Camels Are Original American Emigrants

Americans claim exclusive bragging rights to these famous desert dwellers.

ByABC News
July 4, 2008, 2:30 PM

July 4, 2008— -- "Give me your tired, your poor, your huddled masses yearning to breathe free," is the opening stanza of the poem engraved on the Statue of Liberty in New York Harbor. Lady Liberty serves as a historical reminder that America is a nation of immigrants.

While America's immigrant history is well-known, we are also a nation of emigrants -- many of whom left millions of years ago for other parts of the world.

Camels, who now inhabit the Sahara desert, are our fellow Americans, once freely wandering the American plains, long before human arrival. The fossil record, from over 20 million years ago, shows that every camel came exclusively from here.

"The original camel was North American," said Guy Robinson, a professor at Fordham University who studies migration. "And it gave rise to all the camels you find throughout the world."

The North American breed looked similar to today's traditional two-humped camel, but archaeologists think that our camels were taller and possibly did not have humps.

Scientists can show that camels roamed this continent -- from Alaska to Florida -- for 30 million years until they crossed into Asia, roughly 13,000 years ago.

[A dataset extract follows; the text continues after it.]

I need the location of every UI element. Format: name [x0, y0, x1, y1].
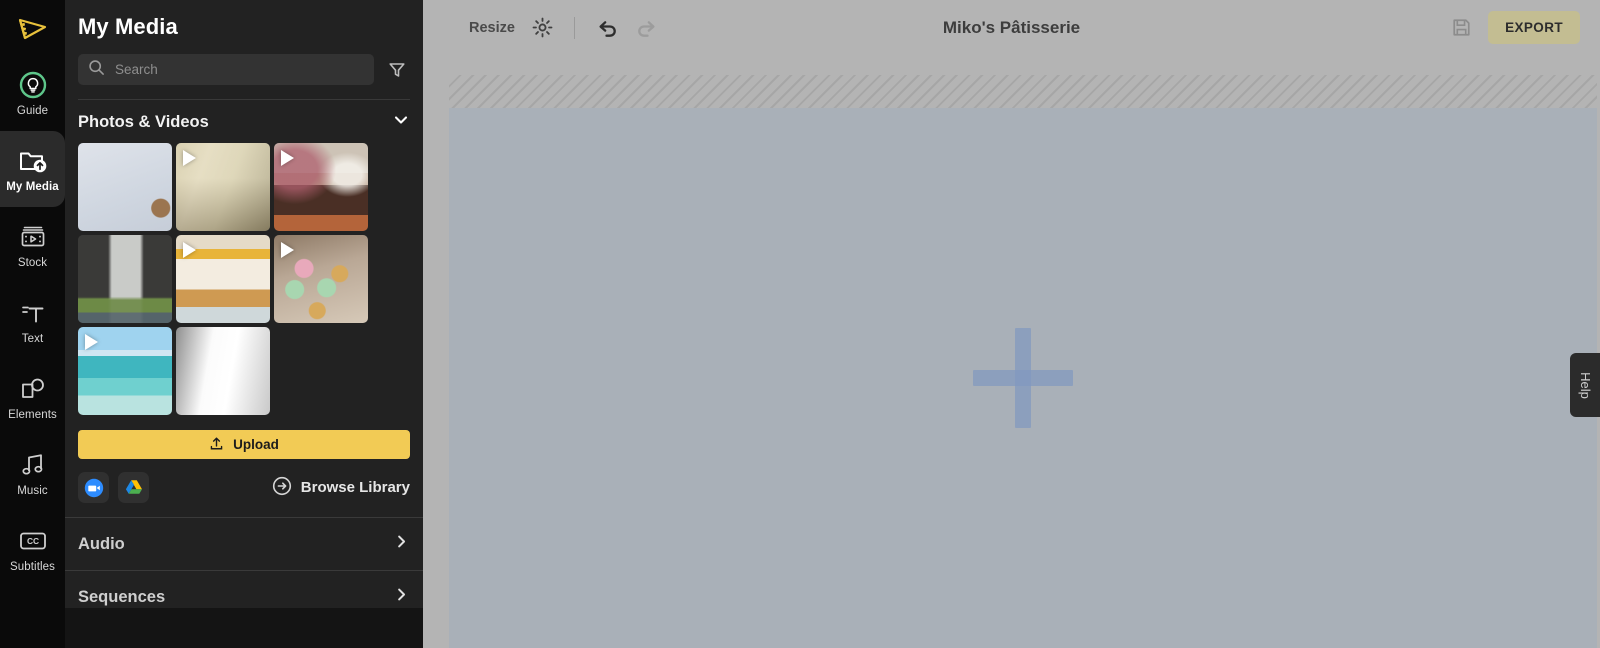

Camels and a variety of other mammals migrated across the Bering land bridge, a temporary bridge of land, roughly 1,000 miles, which connected present-day Alaska to Siberia. From there they migrated down to the Middle East and Asia.

Other camels took a different route, heading south, across the Panama land bridge to Central America. In North America, the ice age, hunters and disease caused the camels that remained to become extinct by the end of the Pleistocene era.

Camels, llamas, horses and zebras descend from American stock, according to Robinson. Interestingly, Western camels more closely resemble llamas in terms of biology than camels today.

To some, camels are seen as solely a tourist attraction, but they have become part of the social fabric in many countries.